Commodore Bainimarama has more time to focus his Government's energies on the MSG now that Fiji has been suspended from the Forum and from the Commonwealth, and I agree with Graeme that he is trying to build up the organisation’s influence in the region. But any organisation is only the sum of its parts and until all of its members prioritise membership of the MSG over their membership of the wider regional organisation, it will never be a credible rival to the Pacific Islands Forum. That MSG leaders did not even uphold their promises to Fiji at the Pacific Islands Forum Leaders' meeting in Cairns shows they are not prepared to take that step.

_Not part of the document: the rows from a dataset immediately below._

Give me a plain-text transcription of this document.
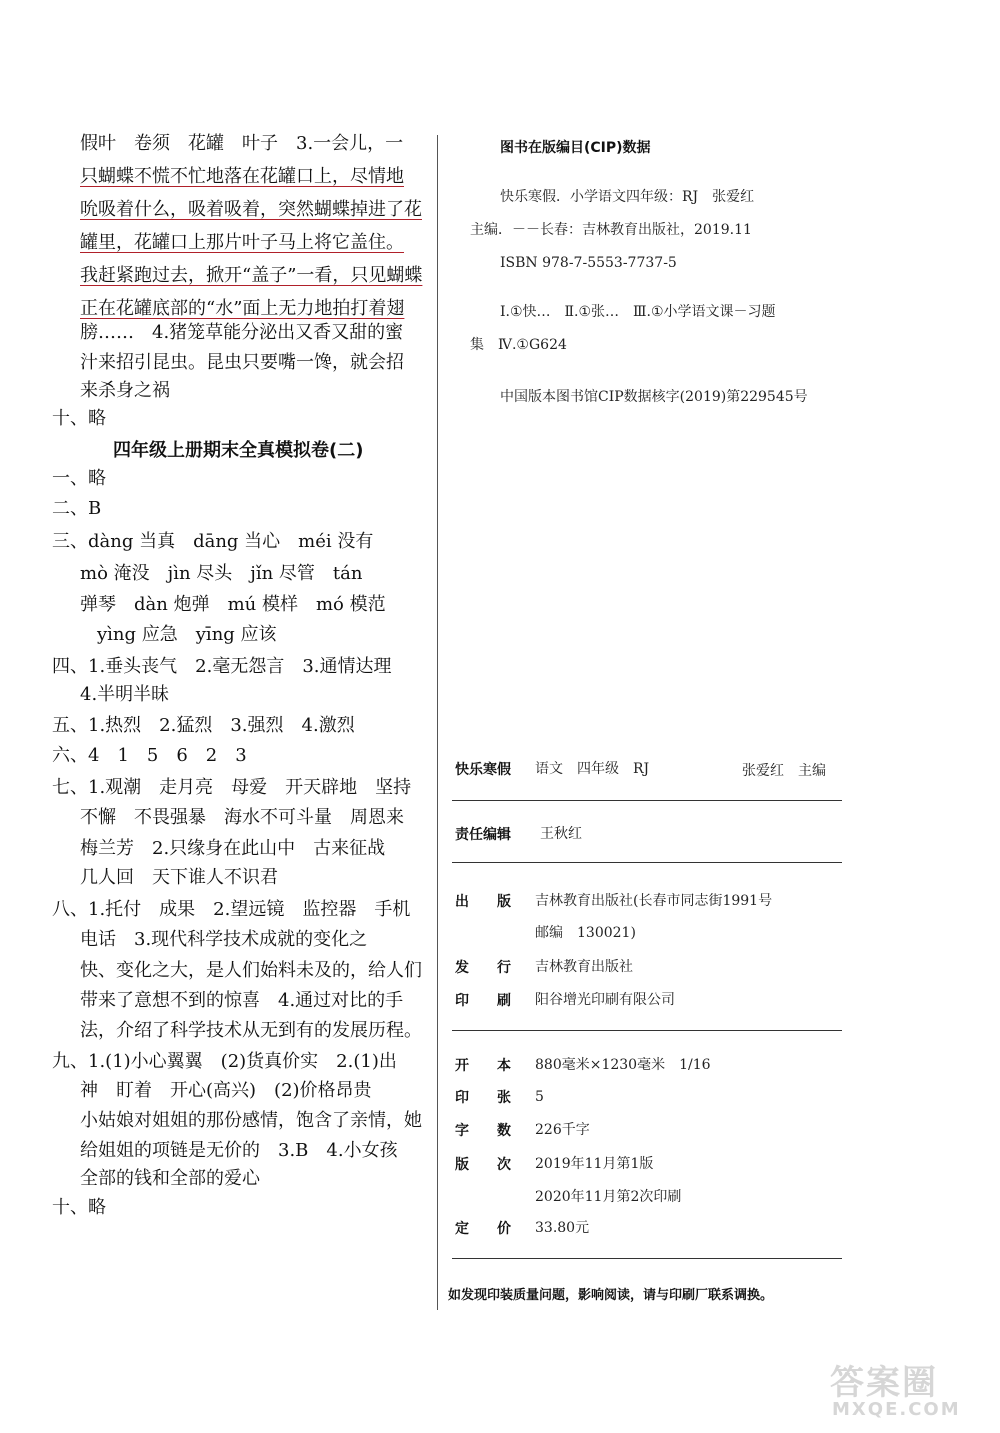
假叶　卷须　花罐　叶子　3.一会儿，一
只蝴蝶不慌不忙地落在花罐口上，尽情地
吮吸着什么，吸着吸着，突然蝴蝶掉进了花
罐里，花罐口上那片叶子马上将它盖住。
我赶紧跑过去，掀开“盖子”一看，只见蝴蝶
正在花罐底部的“水”面上无力地拍打着翅
膀……　4.猪笼草能分泌出又香又甜的蜜
汁来招引昆虫。昆虫只要嘴一馋，就会招
来杀身之祸
十、略
四年级上册期末全真模拟卷(二)
一、略
二、B
三、dàng 当真　dāng 当心　méi 没有
mò 淹没　jìn 尽头　jǐn 尽管　tán
弹琴　dàn 炮弹　mú 模样　mó 模范
yìng 应急　yīng 应该
四、1.垂头丧气　2.毫无怨言　3.通情达理
4.半明半昧
五、1.热烈　2.猛烈　3.强烈　4.激烈
六、4　1　5　6　2　3
七、1.观潮　走月亮　母爱　开天辟地　坚持
不懈　不畏强暴　海水不可斗量　周恩来
梅兰芳　2.只缘身在此山中　古来征战
几人回　天下谁人不识君
八、1.托付　成果　2.望远镜　监控器　手机
电话　3.现代科学技术成就的变化之
快、变化之大，是人们始料未及的，给人们
带来了意想不到的惊喜　4.通过对比的手
法，介绍了科学技术从无到有的发展历程。
九、1.(1)小心翼翼　(2)货真价实　2.(1)出
神　盯着　开心(高兴)　(2)价格昂贵
小姑娘对姐姐的那份感情，饱含了亲情，她
给姐姐的项链是无价的　3.B　4.小女孩
全部的钱和全部的爱心
十、略
图书在版编目(CIP)数据
快乐寒假．小学语文四年级：RJ　张爱红
主编．－－长春：吉林教育出版社，2019.11
ISBN 978-7-5553-7737-5
Ⅰ.①快…　Ⅱ.①张…　Ⅲ.①小学语文课－习题
集　Ⅳ.①G624
中国版本图书馆CIP数据核字(2019)第229545号
快乐寒假 语文　四年级　RJ	张爱红　主编
责任编辑 王秋红
出　　版 吉林教育出版社(长春市同志街1991号
邮编　130021)
发　　行 吉林教育出版社
印　　刷 阳谷增光印刷有限公司
开　　本 880毫米×1230毫米　1/16
印　　张 5
字　　数 226千字
版　　次 2019年11月第1版
2020年11月第2次印刷
定　　价 33.80元
如发现印装质量问题，影响阅读，请与印刷厂联系调换。
答案圈
MXQE.COM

Although Chinese funding of the MSG Secretariat has created questions about rising Chinese influence in the region, in reality China was not the preferred sponsor for the MSG, who in the form of the Vanuatu Government first approached Australia and other donors nine years ago with requests for assistance in building and staffing the MSG Secretariat. 

There is no doubt China's relationship with some MSG members will benefit from having helped the MSG out of a funding hole but it does not follow that the MSG will become the regional organisation of choice, especially for the smaller countries of the region, which hold little interest for Melanesian leaders. China is also a very generous contributor to the Pacific Islands Forum, so if anything, it is having a bet both ways on influencing the region's institutions.

A reading of the Agreement Establishing the Melanesian Spearhead Group shows Fiji is already in violation of it. Articles 5 and 6 are the most interesting, committing the parties to:

  • Promote and respect human rights, democratic principles and the rule of law.
  • Recognise that democracy based on the rule of law and transparent and accountable governance is an integral part of sustainable development.
  • Affirm that democratic principles underpin the organisation of the state to ensure the legitimacy of its authority, the legality of its actions reflected in its constitutional, legislative and regulatory system.
  • Upholding an independent judiciary and legal system and an executive which is fully subject to the law.
  • Good governance involving clear decision-making procedures in public authorities.

The fact that Fiji, which openly flouts the principles of the MSG, will next year take over the chair of the organisation, makes it even more imperative that the other members move quickly to demonstrate the integrity of the MSG. The MSG could earn the admiration and support of the region if its leaders persuaded Bainimarama to participate in a dialogue that resulted in a return to at least some of the democratic principles and freedoms the MSG claims to espouse. 

The MSG could achieve what the Pacific Islands Forum has failed to do. Until it confront this challenge, it will not present a serious claim to regional leadership.